No potential conflict of interestrelevantto this article was reported.


This study was supported by grants (2017R1A2B3006776 & 2017M2A2A7A01070267) of National Research Foundation (NRF) funded by the Ministry of Education, Science, and Technology (MEST), Republic of Korea.

Fig. 1.
Model of liver regeneration by hepatic dedifferentiation and progenitor cell expansion following various types of liver injury/damage.

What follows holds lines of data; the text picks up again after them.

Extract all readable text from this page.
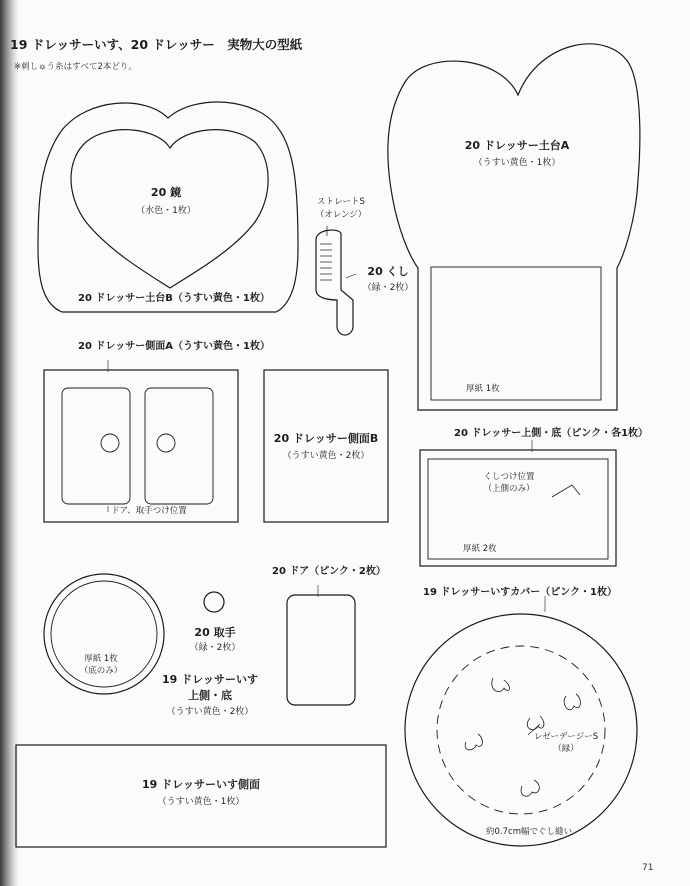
19 ドレッサーいす、20 ドレッサー　実物大の型紙
※刺しゅう糸はすべて2本どり。
20 鏡
（水色・1枚）
20 ドレッサー土台B（うすい黄色・1枚）
20 ドレッサー土台A
（うすい黄色・1枚）
厚紙 1枚
ストレートS
（オレンジ）
20 くし
（緑・2枚）
20 ドレッサー側面A（うすい黄色・1枚）
ドア、取手つけ位置
20 ドレッサー側面B
（うすい黄色・2枚）
20 ドレッサー上側・底（ピンク・各1枚）
くしつけ位置
（上側のみ）
厚紙 2枚
20 ドア（ピンク・2枚）
20 取手
（緑・2枚）
厚紙 1枚
（底のみ）
19 ドレッサーいす
上側・底
（うすい黄色・2枚）
19 ドレッサーいすカバー（ピンク・1枚）
レゼーデージーS
（緑）
約0.7cm幅でぐし縫い
19 ドレッサーいす側面
（うすい黄色・1枚）
71
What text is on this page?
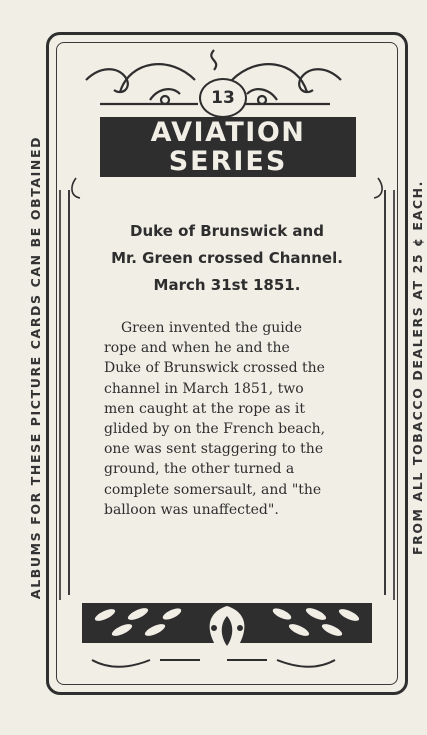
ALBUMS FOR THESE PICTURE CARDS CAN BE OBTAINED	FROM ALL TOBACCO DEALERS AT 25 ¢ EACH.
13
AVIATION
SERIES
Duke of Brunswick and
Mr. Green crossed Channel.
March 31st 1851.
Green invented the guide
rope and when he and the
Duke of Brunswick crossed the
channel in March 1851, two
men caught at the rope as it
glided by on the French beach,
one was sent staggering to the
ground, the other turned a
complete somersault, and "the
balloon was unaffected".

PxH, partial hepatectomy; HA, hepatic artery; BD, bile duct; PV, portal vein; CV, central venule; HCC, hepatocellular carcinoma; CC, cholangiocarcinoma.
Fig. 2.
Regulation of hepatocarcinogenesis by tumor immunity. HCC, hepatocellular carcinoma; NASH, non-alcohol steatohepatitis; PD-1, programmed cell death protein 1; DC, dendritic cell; NK, natural killer cell; CTL, cytotoxic T lymphocyte; MDSC, myeloid-derived suppressor cell; Treg, regulatory T cell; Th1, type 1 T helper cell; Th2, type 2 T helper cell; Th17, T helper 17 cell.